You can also get her psychological help. You are stuck in a situation that really isnt your fault so... you should get serious help to get their issues all sorted out

go to church and pray ask God to help you

okay well first of all, how old are you?
If your in college, talk to a professor you feel comfortable with about the situation. or talk to a family member that you are close to. suicidal thoughts? What does your mom say when you try and talk to her?

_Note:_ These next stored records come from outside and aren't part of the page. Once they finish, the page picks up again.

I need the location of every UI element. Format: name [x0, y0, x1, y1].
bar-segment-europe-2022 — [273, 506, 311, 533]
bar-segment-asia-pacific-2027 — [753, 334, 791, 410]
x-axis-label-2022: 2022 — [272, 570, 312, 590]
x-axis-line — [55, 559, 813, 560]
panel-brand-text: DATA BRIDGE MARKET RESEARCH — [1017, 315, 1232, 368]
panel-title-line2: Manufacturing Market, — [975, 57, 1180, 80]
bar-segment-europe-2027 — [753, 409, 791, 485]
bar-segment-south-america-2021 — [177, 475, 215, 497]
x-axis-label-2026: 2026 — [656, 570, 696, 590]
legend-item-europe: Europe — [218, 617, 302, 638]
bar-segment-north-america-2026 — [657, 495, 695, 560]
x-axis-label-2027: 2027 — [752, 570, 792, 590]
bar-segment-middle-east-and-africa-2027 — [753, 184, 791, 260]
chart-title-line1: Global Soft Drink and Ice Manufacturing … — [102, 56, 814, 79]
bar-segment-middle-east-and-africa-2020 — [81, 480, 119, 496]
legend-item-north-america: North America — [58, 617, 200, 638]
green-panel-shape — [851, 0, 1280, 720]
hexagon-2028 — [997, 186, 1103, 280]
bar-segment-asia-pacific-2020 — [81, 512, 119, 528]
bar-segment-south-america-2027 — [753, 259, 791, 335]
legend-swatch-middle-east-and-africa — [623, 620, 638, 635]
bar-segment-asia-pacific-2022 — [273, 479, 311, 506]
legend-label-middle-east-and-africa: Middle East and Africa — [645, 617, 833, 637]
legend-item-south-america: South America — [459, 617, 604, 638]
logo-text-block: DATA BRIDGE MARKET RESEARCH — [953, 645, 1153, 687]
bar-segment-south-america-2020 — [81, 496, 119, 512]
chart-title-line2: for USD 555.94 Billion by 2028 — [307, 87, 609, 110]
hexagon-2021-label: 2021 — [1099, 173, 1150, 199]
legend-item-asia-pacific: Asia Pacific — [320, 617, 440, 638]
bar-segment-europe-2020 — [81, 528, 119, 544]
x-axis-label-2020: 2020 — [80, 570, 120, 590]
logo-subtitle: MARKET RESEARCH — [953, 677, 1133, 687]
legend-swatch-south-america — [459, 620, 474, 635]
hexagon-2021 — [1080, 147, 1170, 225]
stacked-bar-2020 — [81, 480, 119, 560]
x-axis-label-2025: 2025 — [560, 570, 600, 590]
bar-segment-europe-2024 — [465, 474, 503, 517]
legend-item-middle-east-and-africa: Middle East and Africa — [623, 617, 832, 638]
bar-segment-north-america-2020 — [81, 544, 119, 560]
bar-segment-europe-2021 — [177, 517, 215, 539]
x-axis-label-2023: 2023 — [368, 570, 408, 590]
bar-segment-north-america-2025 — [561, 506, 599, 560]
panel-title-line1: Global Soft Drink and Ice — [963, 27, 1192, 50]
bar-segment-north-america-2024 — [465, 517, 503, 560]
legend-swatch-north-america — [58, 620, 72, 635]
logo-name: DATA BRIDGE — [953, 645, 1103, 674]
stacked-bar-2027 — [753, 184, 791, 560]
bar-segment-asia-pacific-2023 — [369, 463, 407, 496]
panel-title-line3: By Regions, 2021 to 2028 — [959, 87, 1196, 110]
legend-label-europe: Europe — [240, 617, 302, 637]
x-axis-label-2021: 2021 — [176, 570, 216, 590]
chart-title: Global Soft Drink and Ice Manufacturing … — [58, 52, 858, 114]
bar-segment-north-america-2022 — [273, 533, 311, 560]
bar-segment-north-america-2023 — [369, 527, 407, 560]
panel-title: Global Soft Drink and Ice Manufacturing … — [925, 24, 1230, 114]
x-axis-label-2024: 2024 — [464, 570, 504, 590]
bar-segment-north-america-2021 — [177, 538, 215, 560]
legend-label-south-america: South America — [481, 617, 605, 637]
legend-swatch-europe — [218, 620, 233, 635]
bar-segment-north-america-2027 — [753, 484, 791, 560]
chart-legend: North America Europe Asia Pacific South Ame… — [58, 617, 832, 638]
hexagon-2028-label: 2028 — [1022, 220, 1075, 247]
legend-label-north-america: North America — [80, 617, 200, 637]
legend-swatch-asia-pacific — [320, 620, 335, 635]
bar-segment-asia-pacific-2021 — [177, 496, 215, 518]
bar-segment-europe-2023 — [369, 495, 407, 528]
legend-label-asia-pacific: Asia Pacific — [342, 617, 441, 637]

i would get away from it for awhile.. mayb ask a friend if u could stay with him for awhile.. and if things dont stop being so bad i would just go on in life.. i know it would be extremely hard.. but trust me u/nobody needs that much drama in life.. mayb go back wen ur grown up and see if anything changed.. talk to ur mom still but not alot.. everything that is good will happen

how old are you?????
i have been through this before to. You should really go to a psychiatrist but tell you parents that you are going because of friend issues or something. This is a really seriouse issue and i would defiantly want to get away from it so go to a friends house or something to get away from it. If you feel insecure about leaving your mom by herself,.. then have a friend spend a night with you- hope i helped,.... these things kind of helped me . they may not help totally but may make the situation somewhat better.